PATIENTS AND METHODS
All consecutive CML patients in chronic phase treated with imatinib in a single center were analyzed (n = 170). BCR-ABL1 transcript was evaluated using multiplex reverse transcription polymerase chain reaction. Exclusively patients with BCR-ABL transcripts e13a2 and/or e14a2 were included in this analysis.
RESULTS
Patients with e14a2 transcripts presented higher rates of optimal molecular responses at 3 months and higher rates of complete cytogenetic response (CCR) at 6 months. E13a2, e14a2, and e14a2 with e13a2 (e14a2+e13a2) groups presented similar rates of 5-year event-free, progression-free, and overall survival.
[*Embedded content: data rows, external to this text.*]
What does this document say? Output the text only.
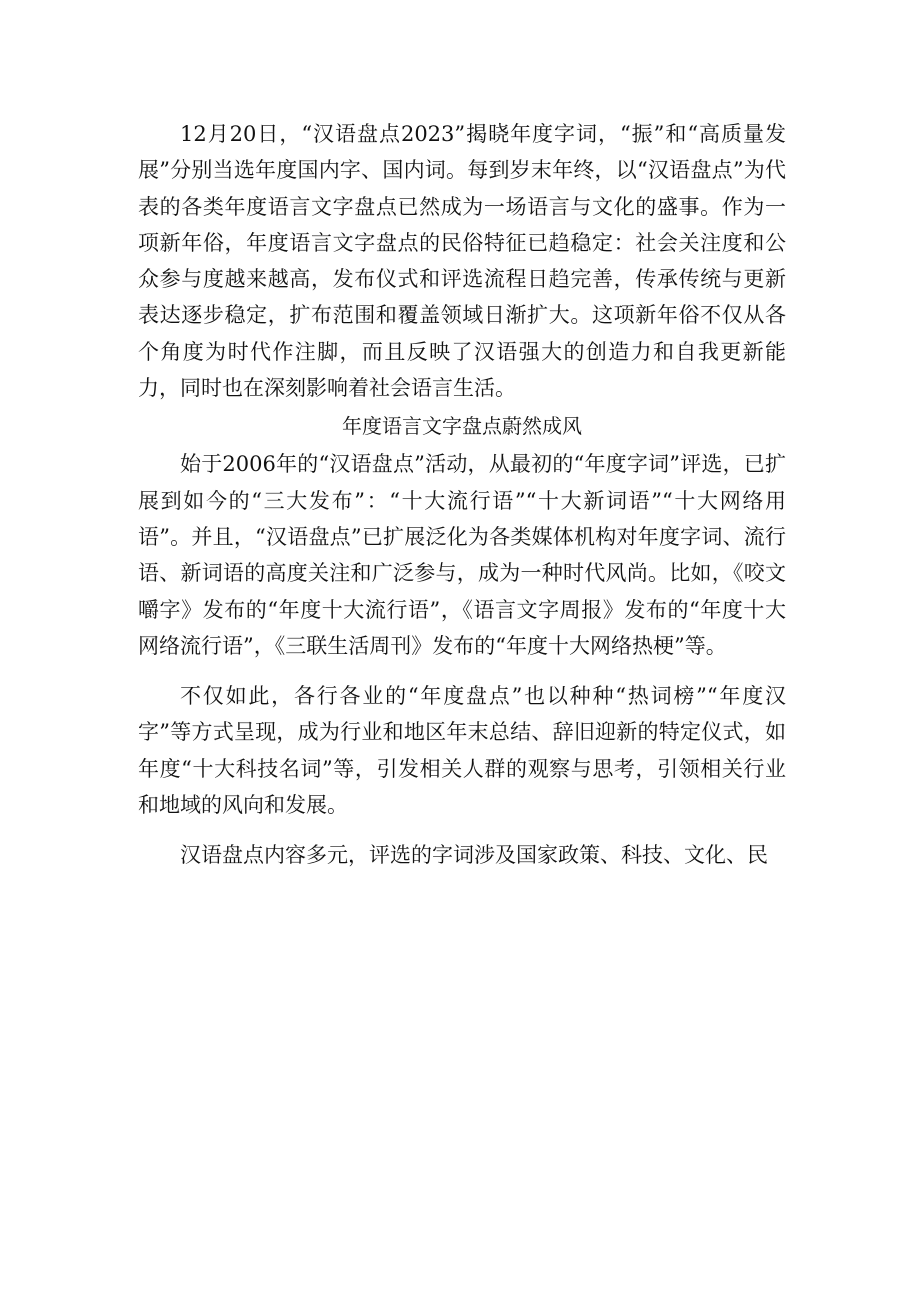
12月20日，“汉语盘点2023”揭晓年度字词，“振”和“高质量发展”分别当选年度国内字、国内词。每到岁末年终，以“汉语盘点”为代表的各类年度语言文字盘点已然成为一场语言与文化的盛事。作为一项新年俗，年度语言文字盘点的民俗特征已趋稳定：社会关注度和公众参与度越来越高，发布仪式和评选流程日趋完善，传承传统与更新表达逐步稳定，扩布范围和覆盖领域日渐扩大。这项新年俗不仅从各个角度为时代作注脚，而且反映了汉语强大的创造力和自我更新能力，同时也在深刻影响着社会语言生活。

年度语言文字盘点蔚然成风

始于2006年的“汉语盘点”活动，从最初的“年度字词”评选，已扩展到如今的“三大发布”：“十大流行语”“十大新词语”“十大网络用语”。并且，“汉语盘点”已扩展泛化为各类媒体机构对年度字词、流行语、新词语的高度关注和广泛参与，成为一种时代风尚。比如，《咬文嚼字》发布的“年度十大流行语”，《语言文字周报》发布的“年度十大网络流行语”，《三联生活周刊》发布的“年度十大网络热梗”等。

不仅如此，各行各业的“年度盘点”也以种种“热词榜”“年度汉字”等方式呈现，成为行业和地区年末总结、辞旧迎新的特定仪式，如年度“十大科技名词”等，引发相关人群的观察与思考，引领相关行业和地域的风向和发展。

汉语盘点内容多元，评选的字词涉及国家政策、科技、文化、民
There was a superior 10-year overall survival in patients with transcripts e13a2 compared with e14a2 (alone or coexpressed with e13a2; 93% vs. 73%; P = .03), although the 5-year overall survival was 96% vs. 88%, respectively (P = not significant). In a multivariate analysis, high/intermediate Sokal score and e14a3/e14a3+e14a2 were independent factors for poor overall survival (hazard risk [HR], 4.63; P = .023 for Sokal score and HR, 10.6; P = .041 for BCR-ABL transcript).
CONCLUSION
Patients with BCR-ABL transcripts e14a2 transcripts have higher rates of CCR at 6 months and higher rates of optimal molecular response at 3 months compared with e13a2 or with both transcripts, but no difference in 5-year overall, progression-free, and event-free survival. There was a superior 10-year overall survival among patients with transcripts e13a2 compared with e14a2 (alone or coexpressed with e13a2).